With this data I think you could say "get RowKey1, cols 100 to 1000" and
get a slice of values. (I have no experience with this, just from reading
about it.)

In CQL3 it looks like this is kind of "normalized" so I would have

CREATE TABLE X (
RowKey text,
TimeStamp int,
Value text,
PRIMARY KEY(RowKey, TimeStamp)
);

Does this effectively create the same storage structure?
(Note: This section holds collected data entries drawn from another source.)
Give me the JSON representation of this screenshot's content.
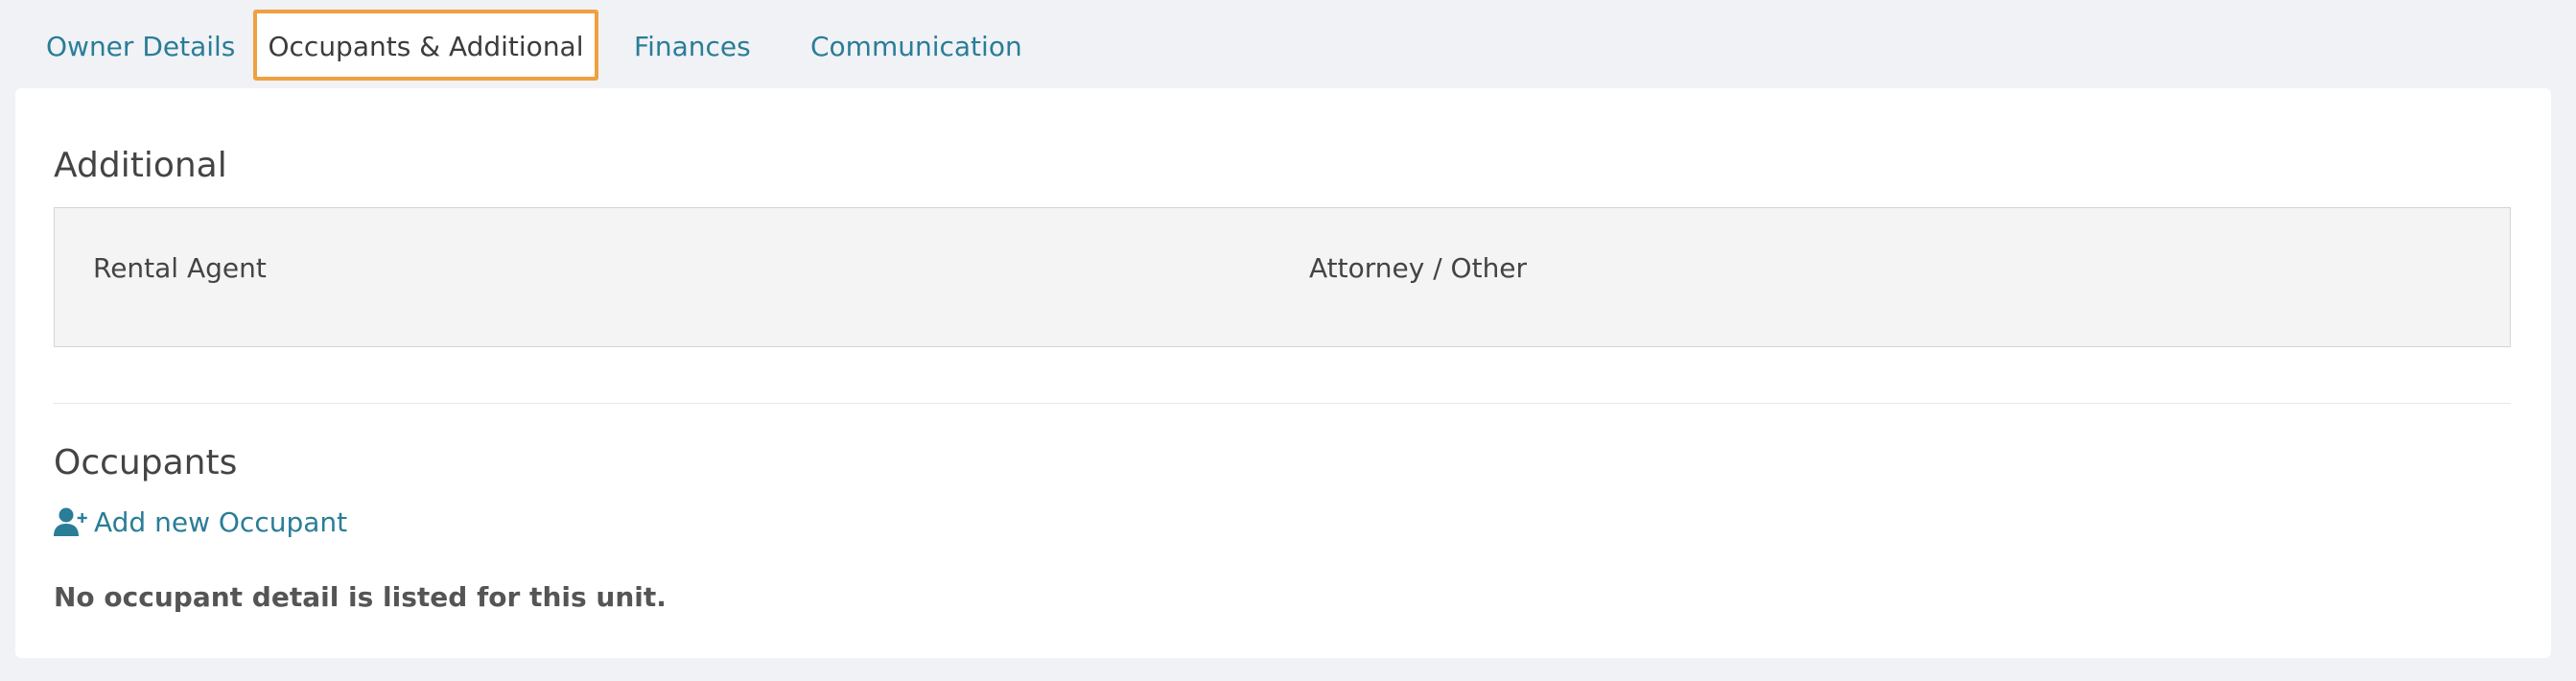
{
  "tabs": [
    {
      "label": "Owner Details",
      "active": false
    },
    {
      "label": "Occupants & Additional",
      "active": true
    },
    {
      "label": "Finances",
      "active": false
    },
    {
      "label": "Communication",
      "active": false
    }
  ],
  "additional": {
    "title": "Additional",
    "rental_agent_label": "Rental Agent",
    "attorney_label": "Attorney / Other"
  },
  "occupants": {
    "title": "Occupants",
    "add_icon": "user-plus-icon",
    "add_label": "Add new Occupant",
    "empty_message": "No occupant detail is listed for this unit."
  },
  "colors": {
    "link": "#2a7d97",
    "active_tab_border": "#f0a040",
    "page_bg": "#f0f2f6",
    "panel_bg": "#f4f4f4"
  }
}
Now, in CQL3, it looks like I should access it like this,

SELECT Value FROM X WHERE RowKey = 'RowKey1' AND TimeStamp BETWEEN 100 AND
1000;

Does this do the same thing?

I also don't understand some of the things like WITH COMPACT STORAGE and
CLUSTERING. I'm having a hard time figuring out how this maps to the
underlying storage. It is a little more abstract. I feel like the new CQL
stuff isn't really explained clearly to me -- is it just a query language
that accesses the same underlying structures, or is Cassandra's storage and
access model fundamentally different now?